I'm studying the Shell sort from Sedgewick Algorithms in C part 1-4 on p172.
I use size
(the length of array), not l
and r
(start and end);
so my code is
int i,j,h;
int key;
for( h=1;h<=(size-1)/9;h=h*3+1);
for(;h>0;h/=3)
{
for(i=h;i<size;i++)
{
key=num[i];
j=i;
while(j>=h&&key>num[j-h];j-=h)
{
num[j]=num[j-h];
}
num[j]=key;
}
}
I know all of this. I read TAOCP. I know 1, 4, 13, … is the best sequence (comparable). But in this position, my code has
for(h=1;h<size;h=h*3+1);
My question is: why did he write h<(size-1)/9
?
What does the '/9
' mean?
The loop:
for (h = 1; h < size; h = h * 3 + 1)
;
overshoots the size of the array most of the time. The alternative loop keeps the gap within range.

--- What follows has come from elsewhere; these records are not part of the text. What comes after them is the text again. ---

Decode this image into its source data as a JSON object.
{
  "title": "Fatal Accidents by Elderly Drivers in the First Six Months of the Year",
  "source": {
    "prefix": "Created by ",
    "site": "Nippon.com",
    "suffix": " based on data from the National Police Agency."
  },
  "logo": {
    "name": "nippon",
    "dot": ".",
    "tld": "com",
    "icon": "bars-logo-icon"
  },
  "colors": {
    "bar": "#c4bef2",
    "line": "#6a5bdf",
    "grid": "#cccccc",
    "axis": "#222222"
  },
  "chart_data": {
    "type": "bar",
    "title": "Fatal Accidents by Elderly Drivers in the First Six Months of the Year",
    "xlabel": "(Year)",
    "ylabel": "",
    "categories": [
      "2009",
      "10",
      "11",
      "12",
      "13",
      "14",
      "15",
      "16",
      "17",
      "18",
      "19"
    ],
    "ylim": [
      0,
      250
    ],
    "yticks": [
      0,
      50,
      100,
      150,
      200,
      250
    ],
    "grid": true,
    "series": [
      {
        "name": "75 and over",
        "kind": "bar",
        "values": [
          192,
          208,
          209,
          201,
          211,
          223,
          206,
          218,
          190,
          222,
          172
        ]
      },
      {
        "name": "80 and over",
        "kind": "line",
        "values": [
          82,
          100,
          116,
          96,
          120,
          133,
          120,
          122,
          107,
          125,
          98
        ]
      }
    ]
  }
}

You can see this for yourself with a trivial test program like this:
#include <stdio.h>
static inline int hs_gap9(int size)
{
int h;
for (h = 1; h <= (size - 1) / 9; h = h * 3 + 1)
;
return h;
}
static inline int hs_gap3(int size)
{
int h;
for (h = 1; h < size; h = h * 3 + 1)
;
return h;
}
int main(void)
{
for (int i = 1; i < 100; i++)
printf("Size: %3d; gap9 = %d; gap3 = %d\n", i, hs_gap9(i), hs_gap3(i));
return 0;
}
Sample output:
Size: 1; gap9 = 1; gap3 = 1
Size: 2; gap9 = 1; gap3 = 4
Size: 3; gap9 = 1; gap3 = 4
Size: 4; gap9 = 1; gap3 = 4
Size: 5; gap9 = 1; gap3 = 13
Size: 6; gap9 = 1; gap3 = 13
Size: 7; gap9 = 1; gap3 = 13
Size: 8; gap9 = 1; gap3 = 13
Size: 9; gap9 = 1; gap3 = 13
Size: 10; gap9 = 4; gap3 = 13
Size: 11; gap9 = 4; gap3 = 13
Size: 12; gap9 = 4; gap3 = 13
Size: 13; gap9 = 4; gap3 = 13
Size: 14; gap9 = 4; gap3 = 40
Size: 15; gap9 = 4; gap3 = 40
Size: 16; gap9 = 4; gap3 = 40
…
Size: 34; gap9 = 4; gap3 = 40
Size: 35; gap9 = 4; gap3 = 40
Size: 36; gap9 = 4; gap3 = 40
Size: 37; gap9 = 13; gap3 = 40
Size: 38; gap9 = 13; gap3 = 40
Size: 39; gap9 = 13; gap3 = 40
Size: 40; gap9 = 13; gap3 = 40
Size: 41; gap9 = 13; gap3 = 121
Size: 42; gap9 = 13; gap3 = 121
Size: 43; gap9 = 13; gap3 = 121
…
Size: 97; gap9 = 13; gap3 = 121
Size: 98; gap9 = 13; gap3 = 121
Size: 99; gap9 = 13; gap3 = 121
As you can see, the 'gap3' algorithm returns an initial value of h
that is larger than the size of the array. The 'gap9' algorithm returns an initial value of h
that is smaller than the size of the array. This saves a little overhead on the loops (saves one iteration of the outer loop, where the middle loop exits on the first cycle without touching the inner loop.